Di qui lungo una crestina affilata posta trasversalmente (esposizione sulla sx est, si gira sul lato opposto, e lungo una fessura (in opposizione) ed un camino si tocca l'ampia depressione quota 2360m. Superato senza problemi il successivo torrione per blocchi prima e la ripida parete aggirabile sulla dx poi, si continua sul filo sino ad un ulteriore torrione che si sale su roccia, all'inizio buona e poco inclinata, poi piu' ripida e instabile (II+). Dalla sua sommita' si raggiunge in breve il M. Grimon (2523m). Lultima parte della traversata e' decisamente piu' semplice.

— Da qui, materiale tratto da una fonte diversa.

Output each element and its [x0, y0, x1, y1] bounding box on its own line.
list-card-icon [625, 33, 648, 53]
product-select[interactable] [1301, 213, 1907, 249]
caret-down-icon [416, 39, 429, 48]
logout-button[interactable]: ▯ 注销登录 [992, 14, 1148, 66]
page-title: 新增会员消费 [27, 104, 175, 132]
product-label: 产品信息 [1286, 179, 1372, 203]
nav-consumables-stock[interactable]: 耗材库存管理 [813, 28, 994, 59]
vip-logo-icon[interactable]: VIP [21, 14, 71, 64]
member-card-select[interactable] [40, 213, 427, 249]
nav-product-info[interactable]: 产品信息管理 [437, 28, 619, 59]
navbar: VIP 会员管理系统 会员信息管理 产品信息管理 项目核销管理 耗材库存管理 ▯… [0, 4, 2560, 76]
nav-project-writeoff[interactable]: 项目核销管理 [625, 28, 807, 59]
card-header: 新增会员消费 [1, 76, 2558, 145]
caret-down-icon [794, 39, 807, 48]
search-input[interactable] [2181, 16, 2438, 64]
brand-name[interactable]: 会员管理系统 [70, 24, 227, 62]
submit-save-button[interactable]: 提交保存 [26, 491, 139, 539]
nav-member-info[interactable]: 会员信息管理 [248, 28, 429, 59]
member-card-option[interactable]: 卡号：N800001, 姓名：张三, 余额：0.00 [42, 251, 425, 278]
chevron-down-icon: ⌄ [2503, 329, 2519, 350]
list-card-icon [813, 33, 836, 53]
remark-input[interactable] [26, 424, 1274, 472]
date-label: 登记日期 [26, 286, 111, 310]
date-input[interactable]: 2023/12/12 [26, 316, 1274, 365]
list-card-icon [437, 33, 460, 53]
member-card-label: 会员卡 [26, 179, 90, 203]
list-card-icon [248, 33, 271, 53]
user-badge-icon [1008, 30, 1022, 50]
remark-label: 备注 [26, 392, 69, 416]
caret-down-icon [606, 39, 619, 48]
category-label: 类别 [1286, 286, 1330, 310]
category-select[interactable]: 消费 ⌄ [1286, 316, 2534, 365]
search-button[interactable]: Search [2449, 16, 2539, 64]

Percorso un tratto di cresta pianeggiante, si incontrano ancora vari torrioni: il primo con passi di (II), e senza difficolta' di rilievo il secondo e il terzo. Una crestina pure facile conclude il percorso conducendo alla Cima Piana (2512m).
In corrispondenza di ciascun salto per scendere alle relative selle e' gia' presente attrezzatura in loco con cordino giallo recente attorno a spuntone per brevi calate mediamente sui 15- 20 metri max.
Calcolare dalle 6 alle 7 ore per la sola traversata, altre 3 ore occorreranno a scendere al col de Croix per la facile cresta ovest della cima Piana a riprendere il sentiero che si ricongiunge con quello dell'andata all'altezza del lago Leser.

altre annotazioni:
Non si conoscono i nomi dei primi salitori.
Si sa di un tentativo invernale nel 1928 di Amilcare Cretier e Lino Binel, interrotto a meta' percorso sull'alpeggio di Piana.
La prima ascensione invernale, sara poi realizzata da Diego Margiotta e Felice Bechon il 12 marzo 2003.